You may be wondering why I haven’t offered an image of Mona’s smile: after all, it’s her most famous feature. There’s a bit of serendipity in that – I couldn’t think of a segment that would find the smile most interesting (it might be dentists but she doesn’t show any teeth). But, on reflection, not showing the smile is a powerful engagement device in itself, leading viewers to wonder, Where is it? and Why isn't it here?  Perhaps, if they really get into the spirit of things, they'll even ask themselves, What segment would it fit?   Most interestingly, leaving out the smile illustrates what I think I'll christen the Mona Lisa Paradox: finding the best image for each segment could leave no one seeing the most important image of all.  That’s yet another reason to be cautious about over personalization.
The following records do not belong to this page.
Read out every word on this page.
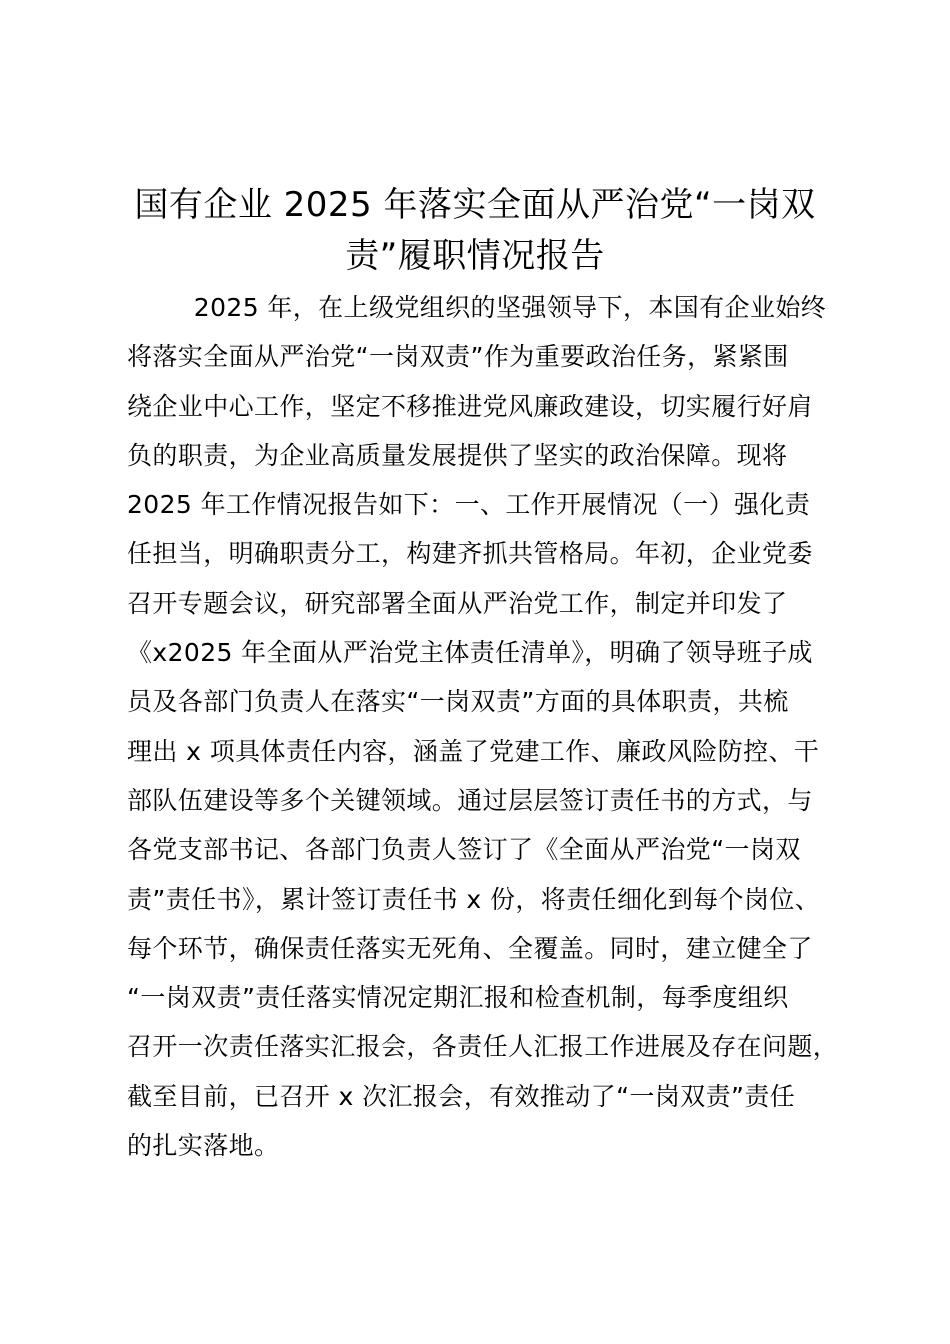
国有企业 2025 年落实全面从严治党“一岗双
责”履职情况报告
2025 年，在上级党组织的坚强领导下，本国有企业始终
将落实全面从严治党“一岗双责”作为重要政治任务，紧紧围
绕企业中心工作，坚定不移推进党风廉政建设，切实履行好肩
负的职责，为企业高质量发展提供了坚实的政治保障。现将
2025 年工作情况报告如下：一、工作开展情况（一）强化责
任担当，明确职责分工，构建齐抓共管格局。年初，企业党委
召开专题会议，研究部署全面从严治党工作，制定并印发了
《x2025 年全面从严治党主体责任清单》，明确了领导班子成
员及各部门负责人在落实“一岗双责”方面的具体职责，共梳
理出 x 项具体责任内容，涵盖了党建工作、廉政风险防控、干
部队伍建设等多个关键领域。通过层层签订责任书的方式，与
各党支部书记、各部门负责人签订了《全面从严治党“一岗双
责”责任书》，累计签订责任书 x 份，将责任细化到每个岗位、
每个环节，确保责任落实无死角、全覆盖。同时，建立健全了
“一岗双责”责任落实情况定期汇报和检查机制，每季度组织
召开一次责任落实汇报会，各责任人汇报工作进展及存在问题，
截至目前，已召开 x 次汇报会，有效推动了“一岗双责”责任
的扎实落地。
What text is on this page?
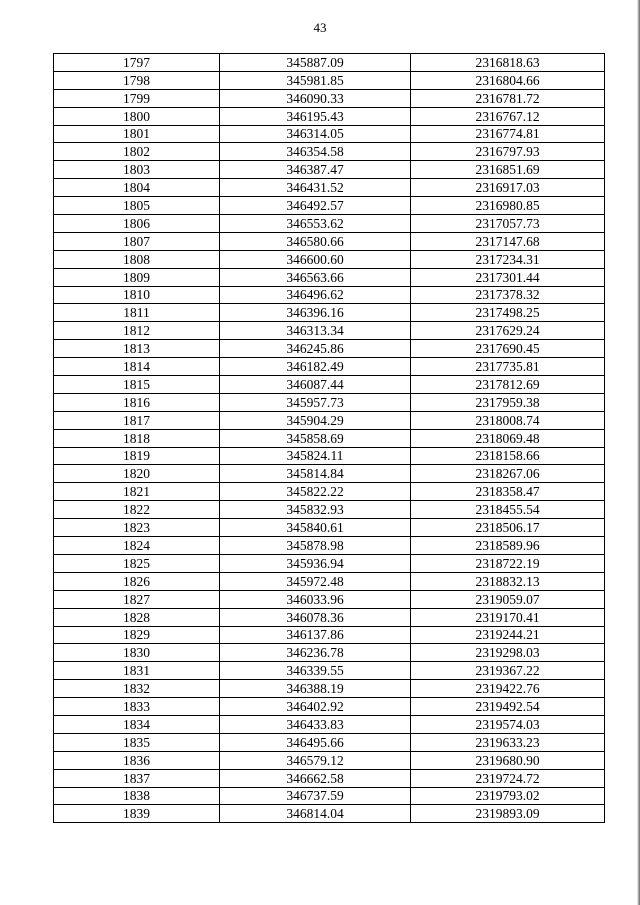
43
1797	345887.09	2316818.63
1798	345981.85	2316804.66
1799	346090.33	2316781.72
1800	346195.43	2316767.12
1801	346314.05	2316774.81
1802	346354.58	2316797.93
1803	346387.47	2316851.69
1804	346431.52	2316917.03
1805	346492.57	2316980.85
1806	346553.62	2317057.73
1807	346580.66	2317147.68
1808	346600.60	2317234.31
1809	346563.66	2317301.44
1810	346496.62	2317378.32
1811	346396.16	2317498.25
1812	346313.34	2317629.24
1813	346245.86	2317690.45
1814	346182.49	2317735.81
1815	346087.44	2317812.69
1816	345957.73	2317959.38
1817	345904.29	2318008.74
1818	345858.69	2318069.48
1819	345824.11	2318158.66
1820	345814.84	2318267.06
1821	345822.22	2318358.47
1822	345832.93	2318455.54
1823	345840.61	2318506.17
1824	345878.98	2318589.96
1825	345936.94	2318722.19
1826	345972.48	2318832.13
1827	346033.96	2319059.07
1828	346078.36	2319170.41
1829	346137.86	2319244.21
1830	346236.78	2319298.03
1831	346339.55	2319367.22
1832	346388.19	2319422.76
1833	346402.92	2319492.54
1834	346433.83	2319574.03
1835	346495.66	2319633.23
1836	346579.12	2319680.90
1837	346662.58	2319724.72
1838	346737.59	2319793.02
1839	346814.04	2319893.09
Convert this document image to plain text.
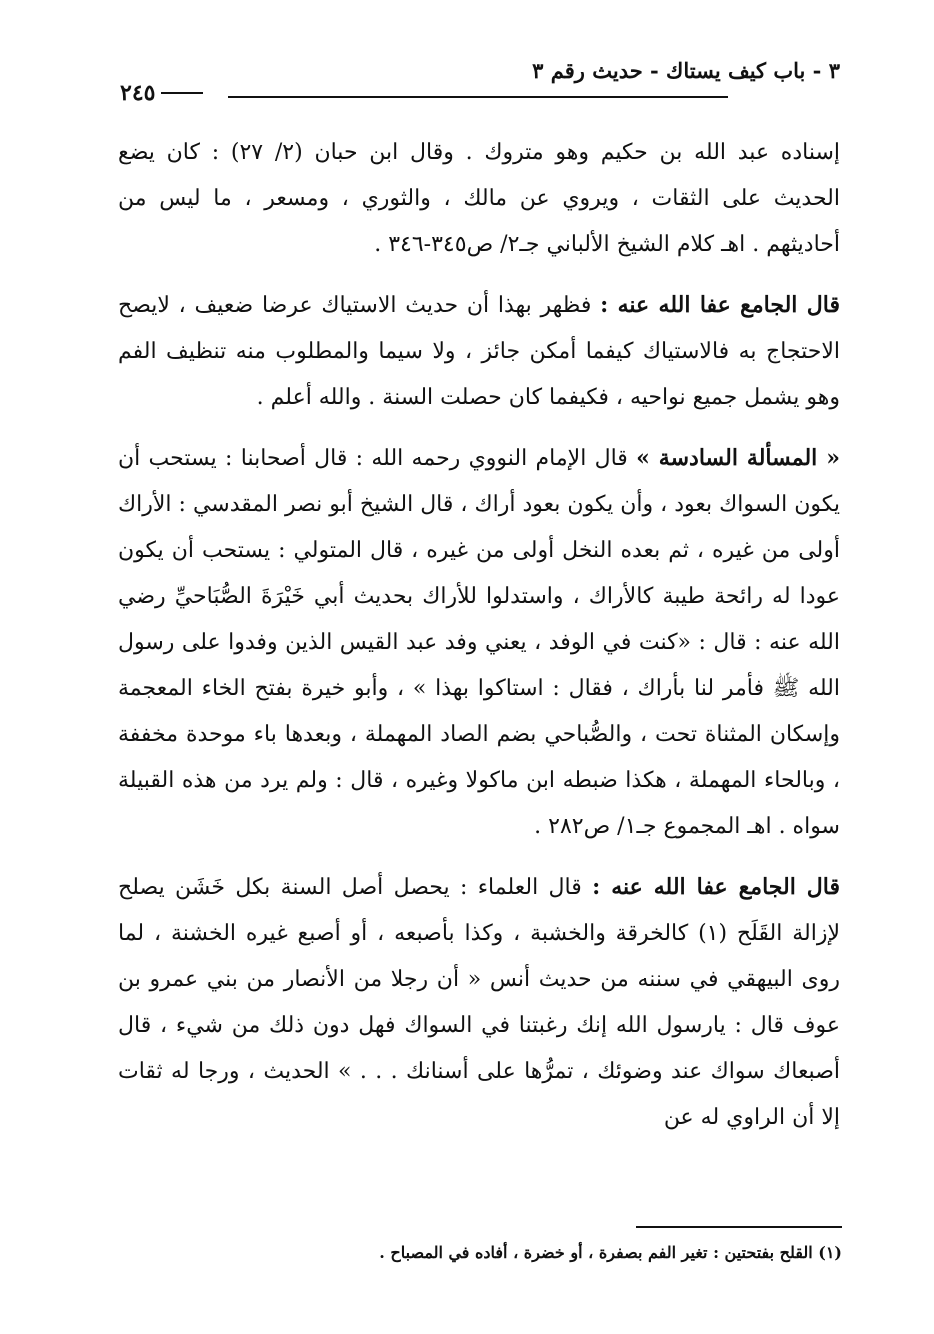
٣ - باب كيف يستاك - حديث رقم ٣
٢٤٥

إسناده عبد الله بن حكيم وهو متروك . وقال ابن حبان (٢/ ٢٧) : كان يضع الحديث على الثقات ، ويروي عن مالك ، والثوري ، ومسعر ، ما ليس من أحاديثهم . اهـ كلام الشيخ الألباني جـ٢/ ص٣٤٥-٣٤٦ .

قال الجامع عفا الله عنه : فظهر بهذا أن حديث الاستياك عرضا ضعيف ، لايصح الاحتجاج به فالاستياك كيفما أمكن جائز ، ولا سيما والمطلوب منه تنظيف الفم وهو يشمل جميع نواحيه ، فكيفما كان حصلت السنة . والله أعلم .

« المسألة السادسة » قال الإمام النووي رحمه الله : قال أصحابنا : يستحب أن يكون السواك بعود ، وأن يكون بعود أراك ، قال الشيخ أبو نصر المقدسي : الأراك أولى من غيره ، ثم بعده النخل أولى من غيره ، قال المتولي : يستحب أن يكون عودا له رائحة طيبة كالأراك ، واستدلوا للأراك بحديث أبي خَيْرَةَ الصُّبَاحيِّ رضي الله عنه : قال : «كنت في الوفد ، يعني وفد عبد القيس الذين وفدوا على رسول الله ﷺ فأمر لنا بأراك ، فقال : استاكوا بهذا » ، وأبو خيرة بفتح الخاء المعجمة وإسكان المثناة تحت ، والصُّباحي بضم الصاد المهملة ، وبعدها باء موحدة مخففة ، وبالحاء المهملة ، هكذا ضبطه ابن ماكولا وغيره ، قال : ولم يرد من هذه القبيلة سواه . اهـ المجموع جـ١/ ص٢٨٢ .

قال الجامع عفا الله عنه : قال العلماء : يحصل أصل السنة بكل خَشَن يصلح لإزالة القَلَح (١) كالخرقة والخشبة ، وكذا بأصبعه ، أو أصبع غيره الخشنة ، لما روى البيهقي في سننه من حديث أنس « أن رجلا من الأنصار من بني عمرو بن عوف قال : يارسول الله إنك رغبتنا في السواك فهل دون ذلك من شيء ، قال أصبعاك سواك عند وضوئك ، تمرُّها على أسنانك . . . » الحديث ، ورجا له ثقات إلا أن الراوي له عن

(١) القلح بفتحتين : تغير الفم بصفرة ، أو خضرة ، أفاده في المصباح .
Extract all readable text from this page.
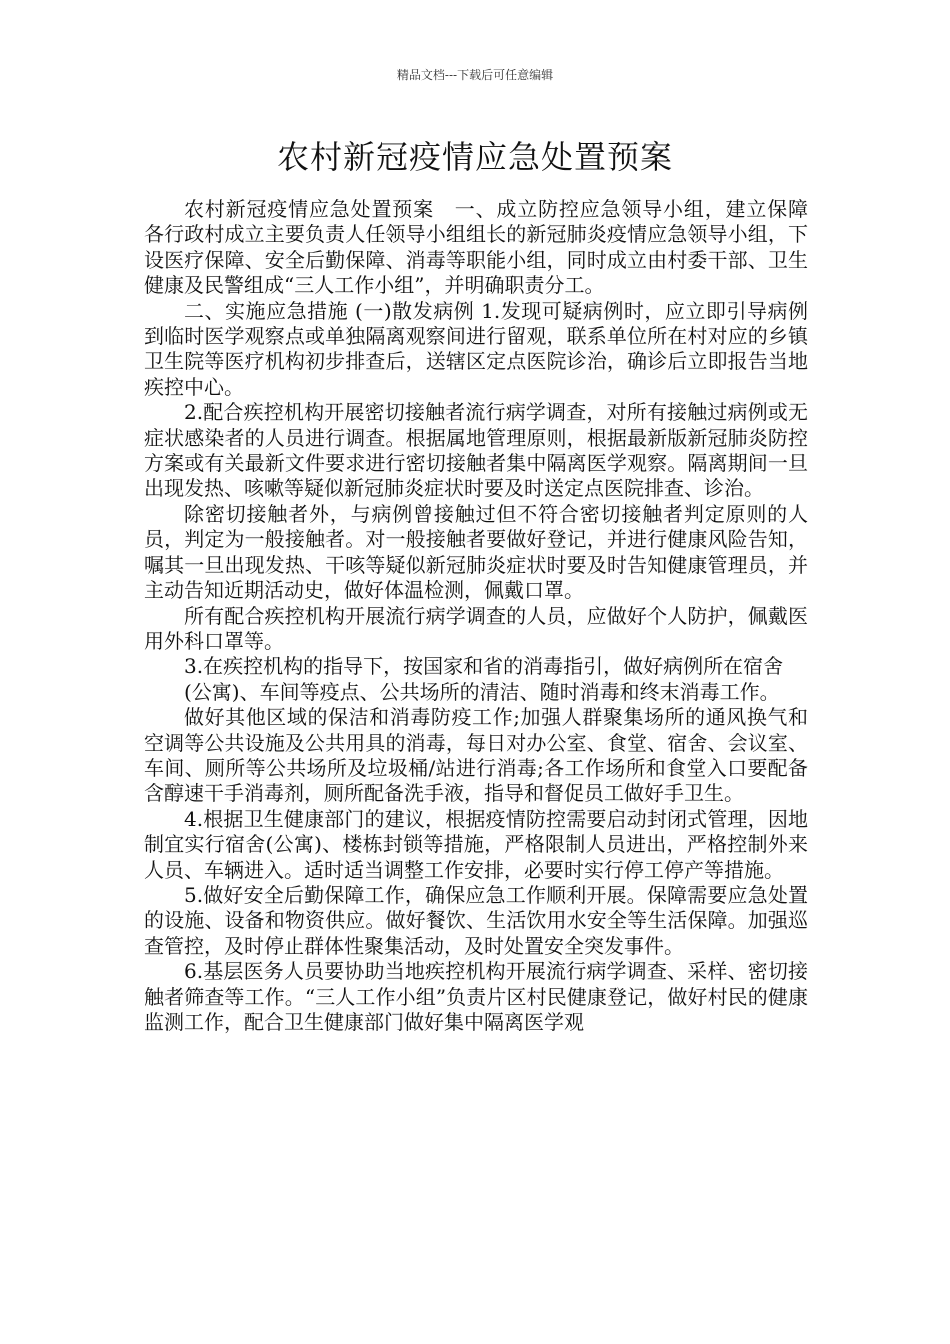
精品文档---下载后可任意编辑
农村新冠疫情应急处置预案

农村新冠疫情应急处置预案　一、成立防控应急领导小组，建立保障 各行政村成立主要负责人任领导小组组长的新冠肺炎疫情应急领导小组，下设医疗保障、安全后勤保障、消毒等职能小组，同时成立由村委干部、卫生健康及民警组成“三人工作小组”，并明确职责分工。

二、实施应急措施 (一)散发病例 1.发现可疑病例时，应立即引导病例到临时医学观察点或单独隔离观察间进行留观，联系单位所在村对应的乡镇卫生院等医疗机构初步排查后，送辖区定点医院诊治，确诊后立即报告当地疾控中心。

2.配合疾控机构开展密切接触者流行病学调查，对所有接触过病例或无症状感染者的人员进行调查。根据属地管理原则，根据最新版新冠肺炎防控方案或有关最新文件要求进行密切接触者集中隔离医学观察。隔离期间一旦出现发热、咳嗽等疑似新冠肺炎症状时要及时送定点医院排查、诊治。

除密切接触者外，与病例曾接触过但不符合密切接触者判定原则的人员，判定为一般接触者。对一般接触者要做好登记，并进行健康风险告知，嘱其一旦出现发热、干咳等疑似新冠肺炎症状时要及时告知健康管理员，并主动告知近期活动史，做好体温检测，佩戴口罩。

所有配合疾控机构开展流行病学调查的人员，应做好个人防护，佩戴医用外科口罩等。

3.在疾控机构的指导下，按国家和省的消毒指引，做好病例所在宿舍

(公寓)、车间等疫点、公共场所的清洁、随时消毒和终末消毒工作。

做好其他区域的保洁和消毒防疫工作;加强人群聚集场所的通风换气和空调等公共设施及公共用具的消毒，每日对办公室、食堂、宿舍、会议室、车间、厕所等公共场所及垃圾桶/站进行消毒;各工作场所和食堂入口要配备含醇速干手消毒剂，厕所配备洗手液，指导和督促员工做好手卫生。

4.根据卫生健康部门的建议，根据疫情防控需要启动封闭式管理，因地制宜实行宿舍(公寓)、楼栋封锁等措施，严格限制人员进出，严格控制外来人员、车辆进入。适时适当调整工作安排，必要时实行停工停产等措施。

5.做好安全后勤保障工作，确保应急工作顺利开展。保障需要应急处置的设施、设备和物资供应。做好餐饮、生活饮用水安全等生活保障。加强巡查管控，及时停止群体性聚集活动，及时处置安全突发事件。

6.基层医务人员要协助当地疾控机构开展流行病学调查、采样、密切接触者筛查等工作。“三人工作小组”负责片区村民健康登记，做好村民的健康监测工作，配合卫生健康部门做好集中隔离医学观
So, right now I'm sure you're thinking, “Wow this is fun.  Can I play this game at home?”

You sure can. Take a copy of Mona Lisat (NOT the original, please) and cut it into pieces, each showing a recognizable image – her hand, the bridge, a sleeve, etc. Distribute the pieces among your uber-ironic friends and have them write a related customer segment on the back of each piece. Then show the rest of the group the front of each piece and have them guess the matching segment. Whoever gets the most right answers wins the game and becomes CMO for a day. Once you’re done with Mona, you can do this with other famous paintings too. Hours of fun!